Local E. coli Patients Recovering
RICHLAND, Wash. - The two Tri-Cities patients suffering with E. coli bacteria are now on the way to a complete recovery.
One of the patients attends an elementary school in Richland.
Last week an outbreak of spinach contaminated with E. coli hit the country, so far 131 people have gotten sick. Two in the Tri-Cities. One, an elderly Richland woman, the other, a third grader at Marcus Whitman Elementary.
School officials said the boy got sick from spinach he ate at home, but just to be safe the district sent out letters to warn parents.

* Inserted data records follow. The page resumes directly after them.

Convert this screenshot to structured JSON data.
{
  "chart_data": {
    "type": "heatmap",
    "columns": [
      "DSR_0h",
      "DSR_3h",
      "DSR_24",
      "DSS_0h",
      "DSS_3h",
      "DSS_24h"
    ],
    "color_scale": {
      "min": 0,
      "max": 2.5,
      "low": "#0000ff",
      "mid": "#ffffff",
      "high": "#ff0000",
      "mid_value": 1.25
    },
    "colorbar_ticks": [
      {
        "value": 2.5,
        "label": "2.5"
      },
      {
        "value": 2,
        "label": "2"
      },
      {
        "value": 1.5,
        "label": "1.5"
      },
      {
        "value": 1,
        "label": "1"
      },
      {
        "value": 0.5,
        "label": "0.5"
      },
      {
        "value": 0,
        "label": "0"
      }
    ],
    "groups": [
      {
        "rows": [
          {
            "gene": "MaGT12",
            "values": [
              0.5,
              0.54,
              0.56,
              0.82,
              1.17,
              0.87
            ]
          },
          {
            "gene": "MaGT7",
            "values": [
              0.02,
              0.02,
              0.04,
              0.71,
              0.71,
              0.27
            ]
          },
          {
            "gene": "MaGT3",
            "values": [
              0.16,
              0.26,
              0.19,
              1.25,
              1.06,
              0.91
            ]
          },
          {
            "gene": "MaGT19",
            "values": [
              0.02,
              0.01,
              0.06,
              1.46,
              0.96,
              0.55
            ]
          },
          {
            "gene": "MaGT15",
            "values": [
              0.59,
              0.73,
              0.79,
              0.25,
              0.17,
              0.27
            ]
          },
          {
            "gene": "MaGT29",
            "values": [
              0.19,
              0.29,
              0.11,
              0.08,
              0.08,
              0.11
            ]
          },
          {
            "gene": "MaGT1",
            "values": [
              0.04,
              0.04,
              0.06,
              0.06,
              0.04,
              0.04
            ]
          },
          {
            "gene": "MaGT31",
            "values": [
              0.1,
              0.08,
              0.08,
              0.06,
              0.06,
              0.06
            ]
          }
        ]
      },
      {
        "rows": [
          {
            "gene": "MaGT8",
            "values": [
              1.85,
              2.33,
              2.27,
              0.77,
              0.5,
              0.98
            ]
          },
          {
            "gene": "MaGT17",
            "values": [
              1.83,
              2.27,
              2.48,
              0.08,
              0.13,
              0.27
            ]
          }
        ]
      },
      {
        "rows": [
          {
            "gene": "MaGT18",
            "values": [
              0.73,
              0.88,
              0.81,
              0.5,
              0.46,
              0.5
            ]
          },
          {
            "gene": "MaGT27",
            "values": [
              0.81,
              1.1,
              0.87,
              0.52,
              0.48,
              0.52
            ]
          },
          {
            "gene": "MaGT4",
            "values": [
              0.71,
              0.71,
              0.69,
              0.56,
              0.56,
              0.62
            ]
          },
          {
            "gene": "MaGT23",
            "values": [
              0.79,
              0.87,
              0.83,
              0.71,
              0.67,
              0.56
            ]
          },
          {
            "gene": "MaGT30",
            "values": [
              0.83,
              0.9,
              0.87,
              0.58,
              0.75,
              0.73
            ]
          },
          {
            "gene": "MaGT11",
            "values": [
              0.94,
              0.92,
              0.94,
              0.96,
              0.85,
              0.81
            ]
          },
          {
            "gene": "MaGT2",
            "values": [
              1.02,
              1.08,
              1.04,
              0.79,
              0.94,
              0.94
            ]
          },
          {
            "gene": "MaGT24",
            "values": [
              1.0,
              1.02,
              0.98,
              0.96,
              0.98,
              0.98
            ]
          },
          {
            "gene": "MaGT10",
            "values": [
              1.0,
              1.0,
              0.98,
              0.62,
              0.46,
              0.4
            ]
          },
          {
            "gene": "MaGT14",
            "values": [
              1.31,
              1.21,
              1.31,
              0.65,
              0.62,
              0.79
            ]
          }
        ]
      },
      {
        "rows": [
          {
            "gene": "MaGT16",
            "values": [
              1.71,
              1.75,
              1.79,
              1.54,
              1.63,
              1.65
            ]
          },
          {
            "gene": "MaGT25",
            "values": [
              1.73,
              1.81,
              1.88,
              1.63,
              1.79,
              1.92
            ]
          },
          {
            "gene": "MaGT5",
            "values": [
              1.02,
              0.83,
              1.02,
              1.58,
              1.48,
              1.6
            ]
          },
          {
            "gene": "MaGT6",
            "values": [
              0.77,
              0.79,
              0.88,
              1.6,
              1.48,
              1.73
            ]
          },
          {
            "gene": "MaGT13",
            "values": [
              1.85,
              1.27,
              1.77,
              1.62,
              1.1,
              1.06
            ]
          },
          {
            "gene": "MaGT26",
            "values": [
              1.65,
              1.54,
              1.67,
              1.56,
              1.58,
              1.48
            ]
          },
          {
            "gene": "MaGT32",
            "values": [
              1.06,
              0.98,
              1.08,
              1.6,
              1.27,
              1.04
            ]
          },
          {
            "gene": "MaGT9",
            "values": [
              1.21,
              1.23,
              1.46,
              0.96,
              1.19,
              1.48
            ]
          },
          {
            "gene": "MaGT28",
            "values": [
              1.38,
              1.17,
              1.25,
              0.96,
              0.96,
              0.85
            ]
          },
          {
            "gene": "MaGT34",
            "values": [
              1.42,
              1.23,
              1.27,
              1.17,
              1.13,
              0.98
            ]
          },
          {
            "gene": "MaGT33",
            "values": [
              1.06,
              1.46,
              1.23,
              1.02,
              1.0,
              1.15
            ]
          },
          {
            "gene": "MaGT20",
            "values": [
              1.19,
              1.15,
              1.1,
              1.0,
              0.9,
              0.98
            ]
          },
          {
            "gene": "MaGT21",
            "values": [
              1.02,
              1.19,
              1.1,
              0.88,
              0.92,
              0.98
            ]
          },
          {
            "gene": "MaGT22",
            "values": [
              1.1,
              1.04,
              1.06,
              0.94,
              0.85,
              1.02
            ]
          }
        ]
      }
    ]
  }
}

"Whenever something unusual comes up with a school we like to be up front with parents. We let them know what's going on, communicate any information we think would be helpful for them to have at home," said Steve Agaard, Richland School District.
Some parents who received the letter said they have faith the district will do what it takes to protect their children.
"I don't think that anyone needs to get crazy and keep their child home for a month," said Sara Gonzales, Parent.
Officials from the Benton Franklin Health Department agree. They said the boy who ate the spinach now shows no signs of symptoms and the elderly woman is recovering nicely. If parents are still concerned, Dr. Larry Jecha advises they look out for several symptoms.
"They can be a mild cramping, mild diaherra to severe cramping and severe diaherra to bloody diaherra and that distinguishes E. coli 157, it usually has bloody diaherra," said Dr. Larry Jecha, Benton Franklin Health Department.
Jecha said any parent whose children has eaten spinach in the last ten days and shows symptoms should see a doctor.
Dr. Jecha also said although E. coli bacteria is very contagious it's highly unlikely any more students from Marcus Whitman will get sick.